Sign Language Video Synthesis using Skeleton Sequence


Gencoglu S., Keles H. Y.

28th Signal Processing and Communications Applications Conference (SIU), ELECTR NETWORK, 5 - 07 Ekim 2020, (Tam Metin Bildiri) identifier identifier

  • Yayın Türü: Bildiri / Tam Metin Bildiri
  • Doi Numarası: 10.1109/siu49456.2020.9302436
  • Basıldığı Ülke: ELECTR NETWORK
  • Anahtar Kelimeler: Generative adversarial networks, conditional generative adversarial networks, convolutional neural networks, video to video synthesis
  • Ankara Üniversitesi Adresli: Evet

Özet

Generative Adversarial Networks (GANs) enable generating realistic synthetic images. However, majority of the research in this domain focus on image-to-image synthesis problem. The aim of this study is to develop a model that encodes high quality video frames, with true motion dynamics, using only a reference image frame and a skeleton sequence.
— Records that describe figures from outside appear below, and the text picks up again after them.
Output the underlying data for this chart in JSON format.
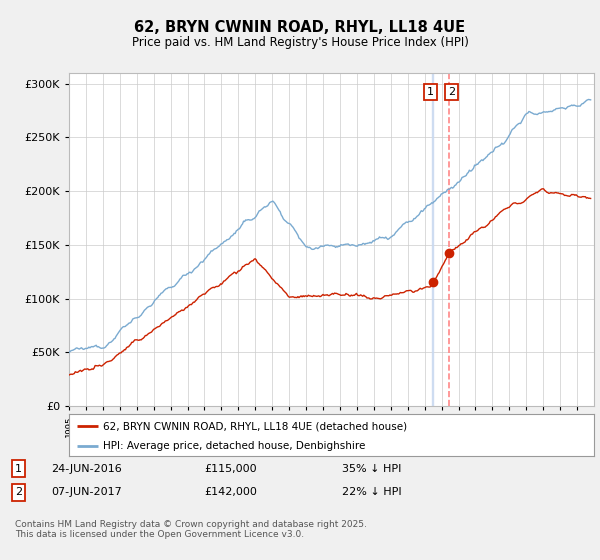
{
  "title": "62, BRYN CWNIN ROAD, RHYL, LL18 4UE",
  "subtitle": "Price paid vs. HM Land Registry's House Price Index (HPI)",
  "legend_line1": "62, BRYN CWNIN ROAD, RHYL, LL18 4UE (detached house)",
  "legend_line2": "HPI: Average price, detached house, Denbighshire",
  "transaction1_date": "24-JUN-2016",
  "transaction1_price": "£115,000",
  "transaction1_hpi": "35% ↓ HPI",
  "transaction2_date": "07-JUN-2017",
  "transaction2_price": "£142,000",
  "transaction2_hpi": "22% ↓ HPI",
  "footnote": "Contains HM Land Registry data © Crown copyright and database right 2025.\nThis data is licensed under the Open Government Licence v3.0.",
  "hpi_color": "#7aaad0",
  "price_color": "#cc2200",
  "vline1_color": "#c8d8f0",
  "vline2_color": "#ff8888",
  "background_color": "#f0f0f0",
  "plot_bg_color": "#ffffff",
  "ylim_min": 0,
  "ylim_max": 310000,
  "year_start": 1995,
  "year_end": 2026,
  "t1_year": 2016.48,
  "t2_year": 2017.43,
  "t1_price": 115000,
  "t2_price": 142000
}
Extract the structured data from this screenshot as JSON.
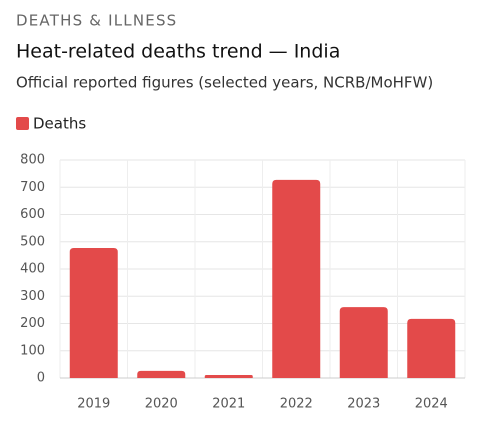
{
  "chart_data": {
    "type": "bar",
    "section_label": "DEATHS & ILLNESS",
    "title": "Heat-related deaths trend — India",
    "subtitle": "Official reported figures (selected years, NCRB/MoHFW)",
    "categories": [
      "2019",
      "2020",
      "2021",
      "2022",
      "2023",
      "2024"
    ],
    "series": [
      {
        "name": "Deaths",
        "color": "#e34a4a",
        "values": [
          477,
          26,
          11,
          727,
          260,
          217
        ]
      }
    ],
    "ylim": [
      0,
      800
    ],
    "yticks": [
      0,
      100,
      200,
      300,
      400,
      500,
      600,
      700,
      800
    ],
    "grid": true,
    "legend": "top-left"
  }
}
In this context, Ankara University Turkish Sign Language dataset is used to synthesize new sign videos using a given signer frame as a reference and a skeleton stream. To solve this challenging problem, a conditional generative adversarial network (GAN) is designed, where skeletal data is used as a condition. Using the trained model, we are able to generate sign video streams with the given signer, where the motion dynamics are successfully and fluently encoded in the video. Moreover, we evaluated the quality of the generated images using Frechet Inception Distance (FID) metric; the FID score is 26.